Palo Alto Networks (PANW 176.43, -0.11, -0.06%) will report fiscal first quarter
results this afternoon, and management will subsequently host a call at 4:30 p.m. EST.
This will be the company’s second quarter under CEO Nikesh Arora, who joined the company from Google in June.
The company is a leader in the competitive software security market, where demand is strong. That strength is expected to continue in 2019.
Palo Alto Networks guided for fiscal first quarter non-GAAP earnings per share of $1.04-1.06 (vs. $0.74 last year) with revenue up 25-27% to $625-635 mln.
The company has exceeded estimates on the top and bottom line for six quarters in a row and has guided revenue for the following quarter revenue above consensus for three consecutive quarters.
Last quarter, EPS grew 39%, free cash flow (FCF) grew 33%, revenue grew 29%, and billings rose 29% as customers grew 27% to over 54,000.
Last month, Palo Alto hired former Google Cloud Platform President Amit Singh as President. The company also closed its $173 mln cash acquisition of RedLock, a cloud threat defense company.
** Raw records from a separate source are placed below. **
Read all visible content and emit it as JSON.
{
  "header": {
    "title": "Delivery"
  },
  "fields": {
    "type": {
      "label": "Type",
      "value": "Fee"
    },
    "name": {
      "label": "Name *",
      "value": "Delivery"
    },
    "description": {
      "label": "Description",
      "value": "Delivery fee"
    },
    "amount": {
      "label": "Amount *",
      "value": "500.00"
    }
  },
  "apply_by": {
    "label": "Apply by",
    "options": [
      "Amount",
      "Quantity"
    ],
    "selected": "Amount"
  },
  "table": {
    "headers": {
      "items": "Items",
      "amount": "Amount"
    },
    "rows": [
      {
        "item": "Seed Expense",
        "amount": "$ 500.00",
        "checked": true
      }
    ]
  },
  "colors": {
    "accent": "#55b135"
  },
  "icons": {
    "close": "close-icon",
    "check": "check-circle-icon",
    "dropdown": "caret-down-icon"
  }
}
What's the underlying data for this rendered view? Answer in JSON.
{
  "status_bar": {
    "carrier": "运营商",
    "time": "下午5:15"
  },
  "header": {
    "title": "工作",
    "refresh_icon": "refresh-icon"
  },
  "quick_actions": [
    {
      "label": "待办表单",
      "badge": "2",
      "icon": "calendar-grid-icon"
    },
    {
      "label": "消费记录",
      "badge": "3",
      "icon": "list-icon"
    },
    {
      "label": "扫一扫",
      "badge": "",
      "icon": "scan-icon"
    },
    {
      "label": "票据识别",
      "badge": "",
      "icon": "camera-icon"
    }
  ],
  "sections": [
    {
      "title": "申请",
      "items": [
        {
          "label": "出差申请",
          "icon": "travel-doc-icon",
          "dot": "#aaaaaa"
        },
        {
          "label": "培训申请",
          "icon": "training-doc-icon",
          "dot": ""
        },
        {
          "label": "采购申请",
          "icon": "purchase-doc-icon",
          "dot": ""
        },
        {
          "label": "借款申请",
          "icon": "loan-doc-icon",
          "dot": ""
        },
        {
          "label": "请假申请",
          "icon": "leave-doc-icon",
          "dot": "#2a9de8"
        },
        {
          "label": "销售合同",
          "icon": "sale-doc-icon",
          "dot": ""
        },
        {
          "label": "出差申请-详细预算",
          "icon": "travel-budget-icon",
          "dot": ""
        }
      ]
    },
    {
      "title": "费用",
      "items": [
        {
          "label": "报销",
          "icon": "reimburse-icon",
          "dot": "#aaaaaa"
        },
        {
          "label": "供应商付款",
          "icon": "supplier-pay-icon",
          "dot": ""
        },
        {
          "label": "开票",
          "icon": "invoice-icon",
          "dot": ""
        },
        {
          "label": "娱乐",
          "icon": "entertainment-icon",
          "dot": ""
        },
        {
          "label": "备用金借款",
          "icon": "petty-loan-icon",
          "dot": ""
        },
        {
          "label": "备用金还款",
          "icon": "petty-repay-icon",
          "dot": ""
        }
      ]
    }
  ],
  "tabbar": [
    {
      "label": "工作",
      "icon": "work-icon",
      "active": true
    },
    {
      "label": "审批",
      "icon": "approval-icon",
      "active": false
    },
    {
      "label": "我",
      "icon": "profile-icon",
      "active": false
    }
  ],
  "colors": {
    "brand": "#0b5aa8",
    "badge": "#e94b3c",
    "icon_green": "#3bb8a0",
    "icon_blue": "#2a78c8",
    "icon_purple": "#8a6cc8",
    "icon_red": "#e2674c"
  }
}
Analysts expect fiscal 2019 non-GAAP EPS to be up 26% with revenue up 22%.
Among large cap, pure play cyber-security companies, Palo Alto is the fastest growing (in terms of revenue) and second cheapest (FCF multiple). Only Symantec (SYMC) is cheaper, where revenue is expected to fall 5% this year.
With a $16.7 bln valuation, Palo Alto Networks trades at just under ~6x fiscal 2019 sales, or ~14x FCF estimates for the next twelve months. The options market is pricing in a ~7% move in the stock tomorrow.